Washington, D.C. — Today the U.S. Department of Agriculture released its annual Household Food Security report, which found that in 2012, one in five children lived in a household that did not have access to enough food for a healthy and active lifestyle. Additionally, today’s data release shows no statistically significant change in the share of households struggling against hunger, which means that one in seven people lived in households running short on food in 2012. In response to these numbers, Melissa Boteach, Director of the Poverty to Prosperity Program at the Center for American Progress, issued the following statement:
Today’s news that there has been no significant downward movement in the share of Americans struggling with food insecurity should be a wake-up call to Congress to shift their focus from cutting nutrition assistance for struggling families to creating good jobs that grow the middle class. Given the fragile recovery and the elevated share of Americans needing help feeding their families, it’s truly unbelievable that House Republicans are considering cuts to nutrition aid that would cost our economy an average of 55,000 jobs in the first year alone.

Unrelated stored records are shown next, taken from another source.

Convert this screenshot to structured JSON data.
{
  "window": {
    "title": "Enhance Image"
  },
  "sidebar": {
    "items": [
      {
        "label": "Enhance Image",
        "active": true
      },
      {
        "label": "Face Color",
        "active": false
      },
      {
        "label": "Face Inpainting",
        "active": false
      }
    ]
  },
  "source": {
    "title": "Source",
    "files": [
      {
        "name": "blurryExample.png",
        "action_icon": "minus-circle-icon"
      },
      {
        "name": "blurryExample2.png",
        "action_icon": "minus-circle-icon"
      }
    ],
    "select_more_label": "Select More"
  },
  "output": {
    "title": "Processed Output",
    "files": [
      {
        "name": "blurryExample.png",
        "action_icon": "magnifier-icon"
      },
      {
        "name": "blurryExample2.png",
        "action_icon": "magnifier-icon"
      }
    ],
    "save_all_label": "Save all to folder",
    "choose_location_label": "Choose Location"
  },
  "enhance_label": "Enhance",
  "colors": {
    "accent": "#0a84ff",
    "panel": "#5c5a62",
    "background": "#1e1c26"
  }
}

House-proposed cuts to the Supplemental Nutrition Assistance Program would cut at least 4 million to 6 million people off nutrition assistance, including removing 200,000 low-income children from school meals. These cuts are on top of nutrition cuts already slated for this November, which will hit 22 million children, as well as the sequester winding its way through communities leaving children without access to Head Start, low-income workers without access to job training, and parents without affordable child care slots—the kinds of investments needed to help families move off nutrition aid in the first place.
It is time for Congress to shift their focus from cutting vulnerable families off of needed food aid, and to make investments in jobs and services that help them join the middle class.